De heer Van Ojik (GroenLinks):

Voorzitter. De woorden van de heer Voordewind zijn mij uit het hart gegrepen: het is een gemeenschappelijke verantwoordelijkheid. Toen collega Van Dijk en ik vorige week donderdagochtend vroeg op Lesbos aankwamen – hij sprak er al even over – waren er die nacht 66 mensen overgestoken. Die kwamen dus die ochtend aan op de kust van Lesbos en moesten die dag worden opgevangen. Dat is geen goed teken, want 66 is veel in een nacht waarin het koud was, waarin het hard waaide, waarin het regende, waarin het slecht weer was. Dat doet de vraag rijzen of we straks, als het beter weer wordt, als de golven weer lager zijn en het warmer wordt, nog te maken hebben met een effectieve deal tussen de EU en Turkije.

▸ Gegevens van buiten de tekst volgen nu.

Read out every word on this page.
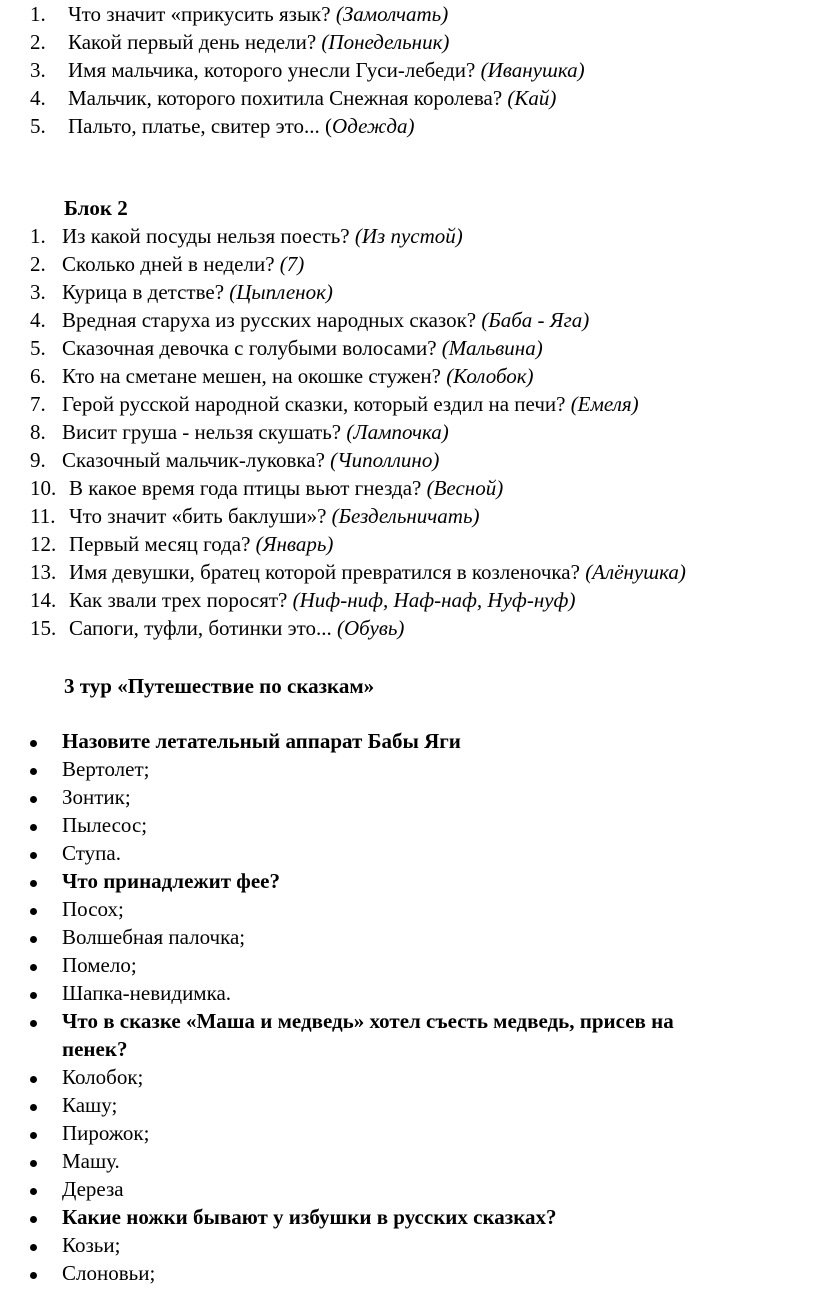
1. Что значит «прикусить язык? (Замолчать)
2. Какой первый день недели? (Понедельник)
3. Имя мальчика, которого унесли Гуси-лебеди? (Иванушка)
4. Мальчик, которого похитила Снежная королева? (Кай)
5. Пальто, платье, свитер это... (Одежда)
Блок 2
1. Из какой посуды нельзя поесть? (Из пустой)
2. Сколько дней в недели? (7)
3. Курица в детстве? (Цыпленок)
4. Вредная старуха из русских народных сказок? (Баба - Яга)
5. Сказочная девочка с голубыми волосами? (Мальвина)
6. Кто на сметане мешен, на окошке стужен? (Колобок)
7. Герой русской народной сказки, который ездил на печи? (Емеля)
8. Висит груша - нельзя скушать? (Лампочка)
9. Сказочный мальчик-луковка? (Чиполлино)
10. В какое время года птицы вьют гнезда? (Весной)
11. Что значит «бить баклуши»? (Бездельничать)
12. Первый месяц года? (Январь)
13. Имя девушки, братец которой превратился в козленочка? (Алёнушка)
14. Как звали трех поросят? (Ниф-ниф, Наф-наф, Нуф-нуф)
15. Сапоги, туфли, ботинки это... (Обувь)
3 тур «Путешествие по сказкам»
Назовите летательный аппарат Бабы Яги
Вертолет;
Зонтик;
Пылесос;
Ступа.
Что принадлежит фее?
Посох;
Волшебная палочка;
Помело;
Шапка-невидимка.
Что в сказке «Маша и медведь» хотел съесть медведь, присев на
пенек?
Колобок;
Кашу;
Пирожок;
Машу.
Дереза
Какие ножки бывают у избушки в русских сказках?
Козьи;
Слоновьи;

Het zal vooral weer een zware last worden. Het ging net al even over de situatie in de opvang op Lesbos, in dit geval. Als er elke nacht 40, 50, 60 mensen aankomen, zal dat de situatie in de kampen geen goed doen. Die situatie is erg alarmerend, verdrietig en confronterend om te zien, moet ik zeggen. Kinderen van drie, vier jaar, die spelen in de modder, mensen die steeds vaker in tenten moeten wonen omdat het kamp vol is, gebrek aan veiligheid, vechtpartijen tussen mannen, geweld tegen vrouwen. Het is op allerlei mogelijke manieren inderdaad bijna ondenkbaar – de heer Voordewind zei dat geloof ik ook – dat zoiets op EU-grondgebied plaatsvindt. Ik sluit mij er ook graag bij aan dat wij er inderdaad niet mee kunnen volstaan om te zeggen: dat is een verantwoordelijkheid van de Griekse regering en wij hebben geld gegeven. Dat is wat de Europese Commissie vaak zegt: we hebben toch geld gegeven, we hebben mensen gestuurd, we hebben experts gestuurd. Maar wij hebben met eigen ogen gezien dat dit er allemaal niet toe heeft geleid dat de situatie in de kampen is verbeterd. Het heeft er ook niet toe geleid dat er snelle en goede procedures zijn. De mensen zitten niet zelden een jaar of anderhalf te wachten tot ze überhaupt duidelijkheid krijgen of ze mogen blijven, of ze kunnen doorreizen, of ze terug moeten naar Turkije. Het gaat dus niet alleen om de opvang in de kampen. Het gaat wel degelijk ook om de procedures. Ik wil mij heel graag aansluiten bij de vragen van collega Voordewind. Ook ik wil van de Staatssecretaris horen wat we daar nou eigenlijk nog aan kunnen doen en of hij het inderdaad eens is met het idee dat dit een gemeenschappelijke verantwoordelijkheid is.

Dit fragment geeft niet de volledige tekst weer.